Deposit insurance premiums need to be risk-based

Ian Rogers
The Financial Claims Scheme "is not properly priced", and the "too big to fail" perception is distorting the financial system, federal Treasury said in its submission to the Financial System Inquiry.
    
More broadly, Treasury called for "ameliorating the impact of guarantees to the banking sector that have introduced or reinforced distortions that generate moral hazard and that preference some banks over others to the detriment of competition and the efficiency of the banking sector."

The FCS "potentially distorts the Australian financial system by reducing depositors' incentive to monitor bank performance and encouraging individuals to invest in deposits over other assets such as retail corporate bonds," Treasury observed.

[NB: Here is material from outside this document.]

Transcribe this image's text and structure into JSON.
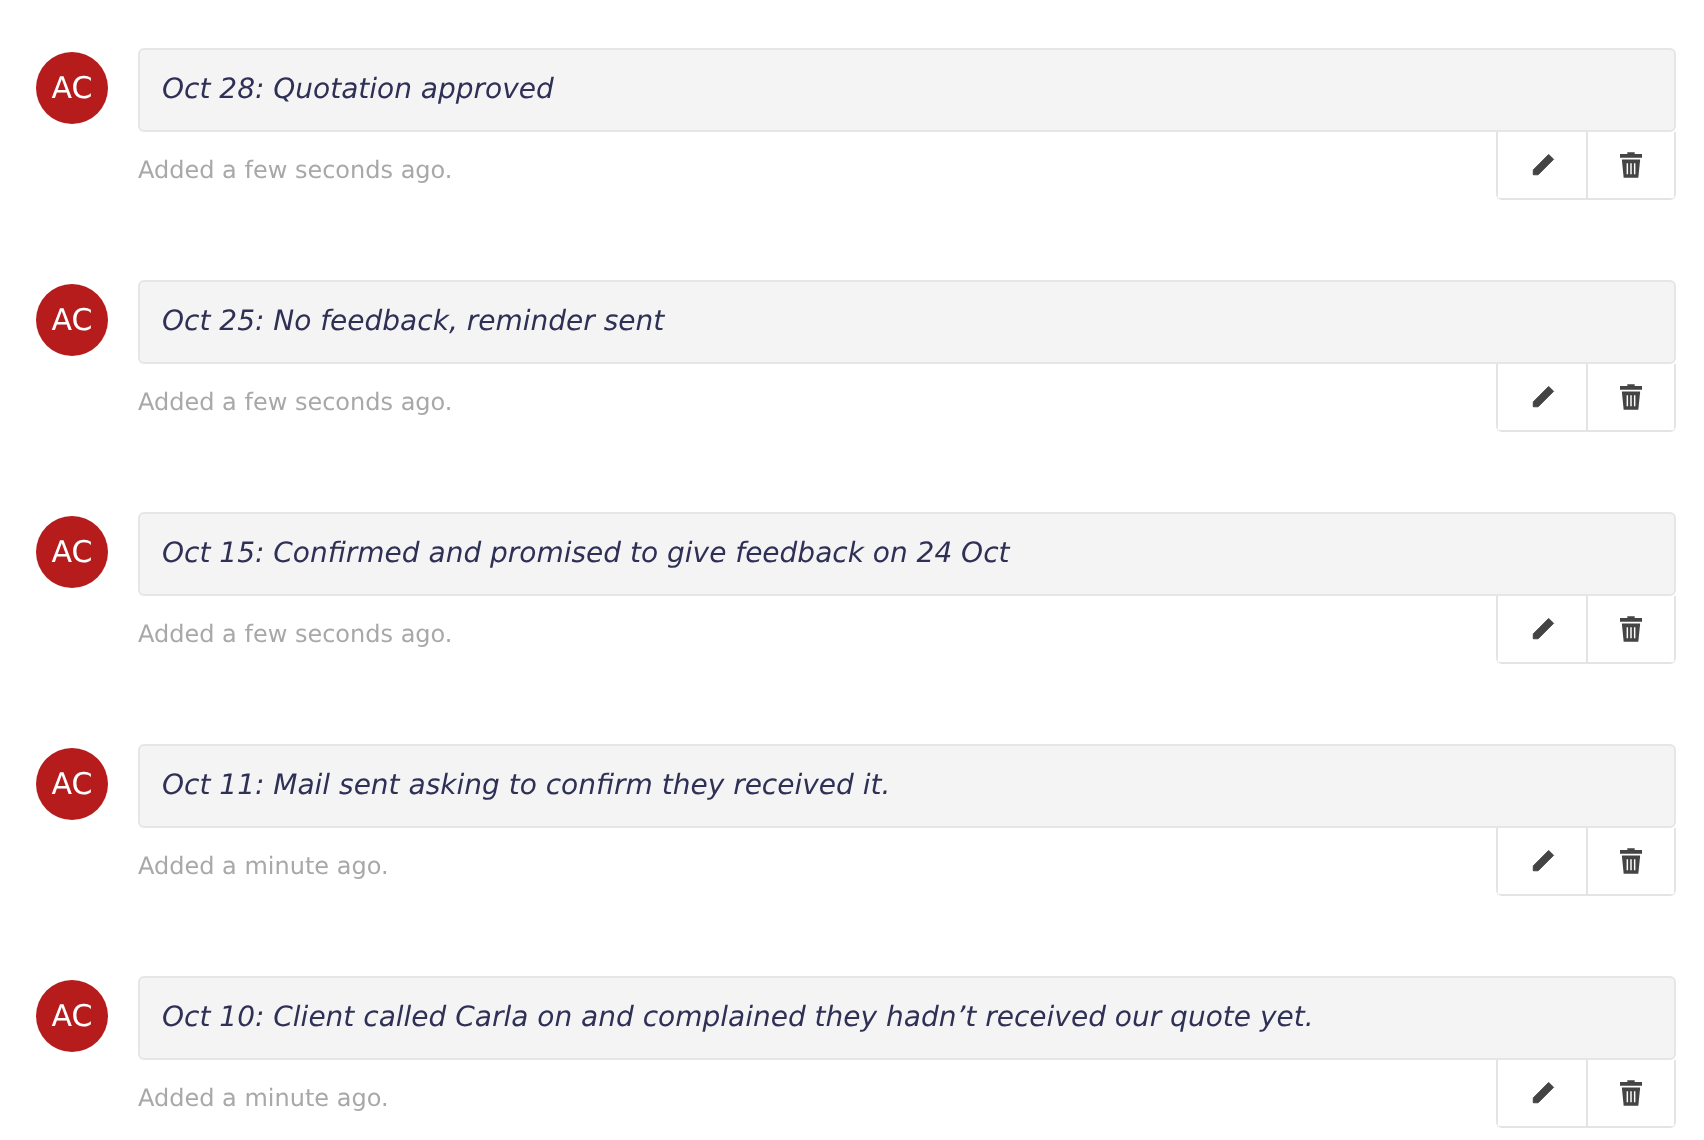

"In practice though, the FCS is likely to reinforce rather than alter depositor's behaviour as depositors already acted as though the FCS was in place prior to its introduction."

Treasury said that "a risk-based approach could be used" in place of the flat premium of five basis points now planned.

"Under a risk-based approach, the rate of the levy would vary between banks depending on an assessment of their riskiness."

It said this "could potentially address the moral hazard concerns associated with the FCS and discourage excessive risk-taking."

In a nod to the grumbles of small banks, Treasury said "another option to address the issue of 'too big to fail' is to price the implicit guarantee through the imposition of a tax on the major banks."

"This would reduce their funding cost advantage over their competitors."